If it is not the vocabulary, quite often the problem with comprehending the material is that you need to know where the teacher is going in order to understand what he is saying. Particularly in the sciences, the teacher literally may not know how to talk about the subject in a sufficiently simplified manner, or you may not know enough of the specialized vocabulary of the subject yet.

Start with Encyclopedia Britannica. If that does not help, then go to World Book Encyclopedia or any other encyclopedia. Don’t just sit there. Think. Get another book and read it. Two lights on the same subject are always better than one.

Talk to your parents about any study problems you are having. Just talking about a subject will help more than you expect. To talk, you must first think about the subject and formulate a question. Law firms exist at least in part because of this remarkable power of collegiality. Lawyers talk about problems constantly. These talks often produce solutions. Read. Talk. If that does not work – pray!

You may want to try praying in Spanish or what ever foreign language you are taking. One should not lose the opportunity to double task¡ {The “¡” is the upside down exclamation mark that I have stolen from Spanish. I have designated it the “So what” mark in English. Thus, in this context it indicates an attempt at humor.}

Books are the memory of mankind, use them. The answer, when you have a problem is almost always more books, more reading, and now you know why I really want you to read fast. Really fast.

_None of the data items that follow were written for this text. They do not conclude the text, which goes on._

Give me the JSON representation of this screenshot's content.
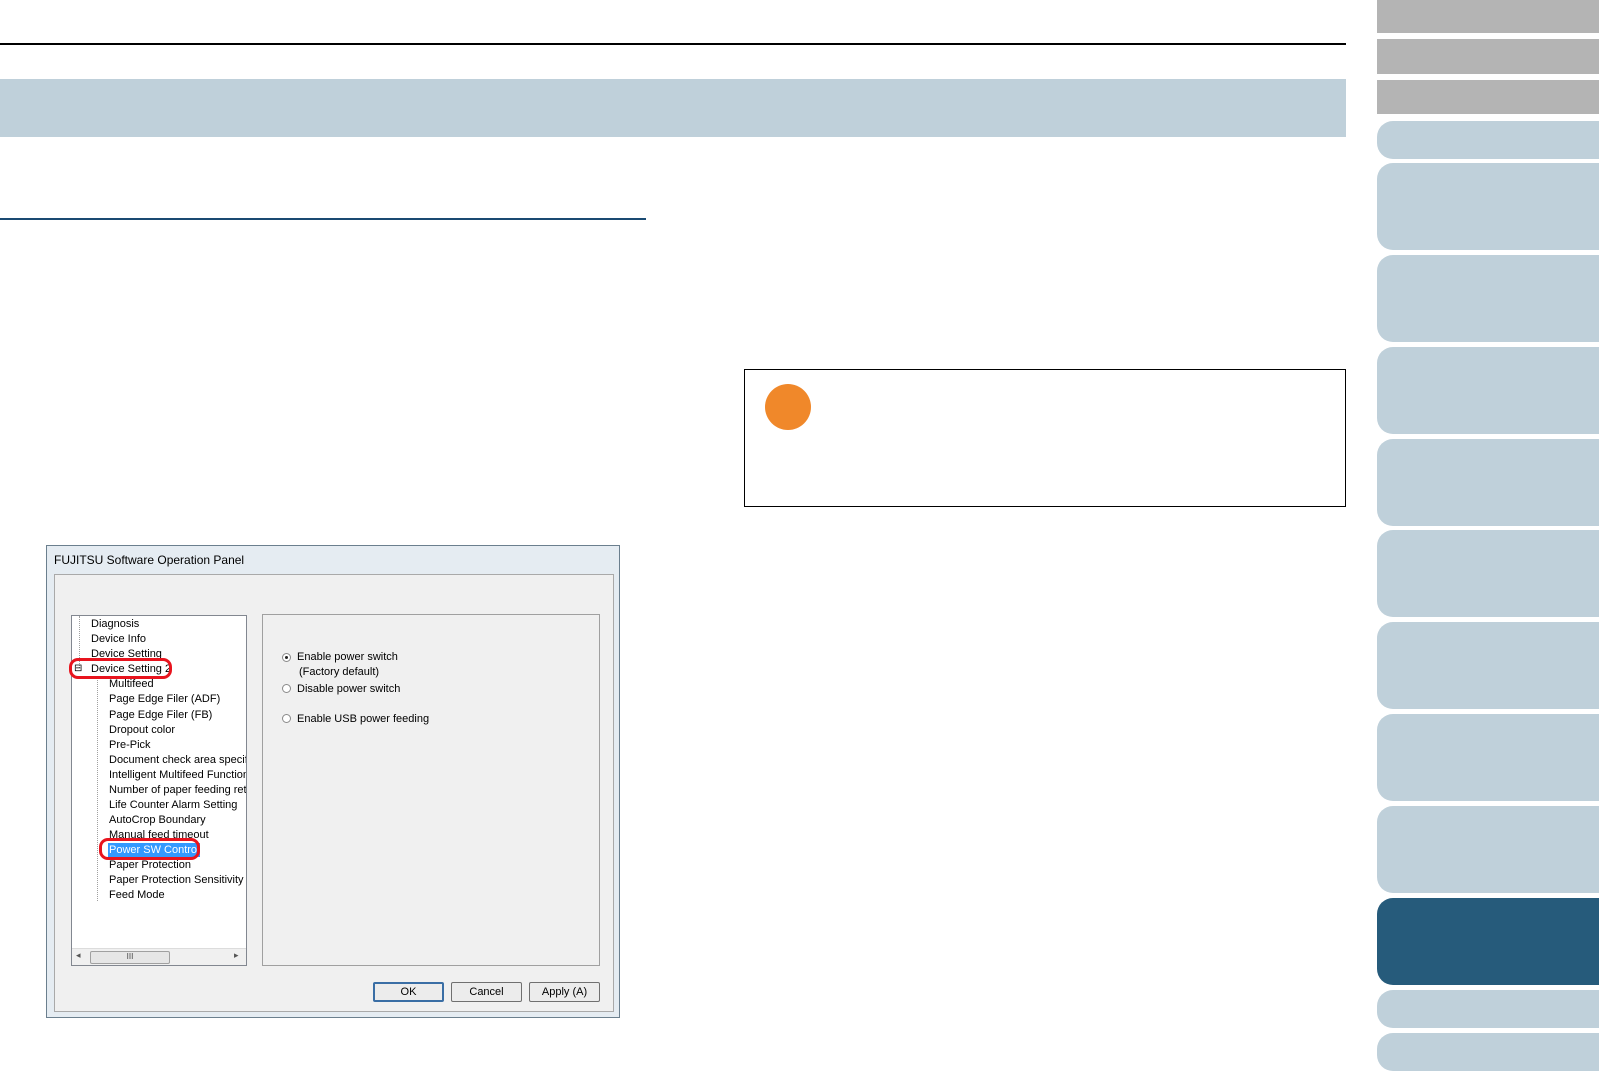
{
  "dialog": {
    "title": "FUJITSU Software Operation Panel",
    "tree": {
      "items": [
        {
          "label": "Diagnosis"
        },
        {
          "label": "Device Info"
        },
        {
          "label": "Device Setting"
        },
        {
          "label": "Device Setting 2",
          "expanded": true,
          "highlighted": true
        }
      ],
      "children": [
        {
          "label": "Multifeed"
        },
        {
          "label": "Page Edge Filer (ADF)"
        },
        {
          "label": "Page Edge Filer (FB)"
        },
        {
          "label": "Dropout color"
        },
        {
          "label": "Pre-Pick"
        },
        {
          "label": "Document check area specific"
        },
        {
          "label": "Intelligent Multifeed Function"
        },
        {
          "label": "Number of paper feeding retries"
        },
        {
          "label": "Life Counter Alarm Setting"
        },
        {
          "label": "AutoCrop Boundary"
        },
        {
          "label": "Manual feed timeout"
        },
        {
          "label": "Power SW Control",
          "selected": true,
          "highlighted": true
        },
        {
          "label": "Paper Protection"
        },
        {
          "label": "Paper Protection Sensitivity"
        },
        {
          "label": "Feed Mode"
        }
      ],
      "scroll_thumb_glyph": "III",
      "expand_glyph": "⊟"
    },
    "options": {
      "enable_power_switch": "Enable power switch",
      "factory_default": "(Factory default)",
      "disable_power_switch": "Disable power switch",
      "enable_usb_power_feeding": "Enable USB power feeding",
      "selected": "enable_power_switch"
    },
    "buttons": {
      "ok": "OK",
      "cancel": "Cancel",
      "apply": "Apply (A)"
    }
  },
  "colors": {
    "title_band": "#bfd0da",
    "nav_active": "#265b7b",
    "note_dot": "#f0882a",
    "highlight": "#e8141e"
  }
}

Good luck. E-mail me if you need some help. I do not do science or math


John Harrison

P.S. Show a copy of this letter to your parents as well. They, or a “study buddy” can help you by reviewing your notebook with you once a week or so. If they cannot make sense of your notes, it is unlikely that you will be able to make sense of them when you study for exams months later. Do this right after you write the notes because if you fix a problem early, it is really an opportunity.

Their view is particularly useful in deciding whether your notes actually do answer the questions on the tests. Doing notes my way seems like a lot of work at first, but over time it will save you so much time, particularly at exam time when you do not have any time to spare; and your grades will go up so far, that I guarantee if you do it for the first semester, you will do it for the second semester without any prompting.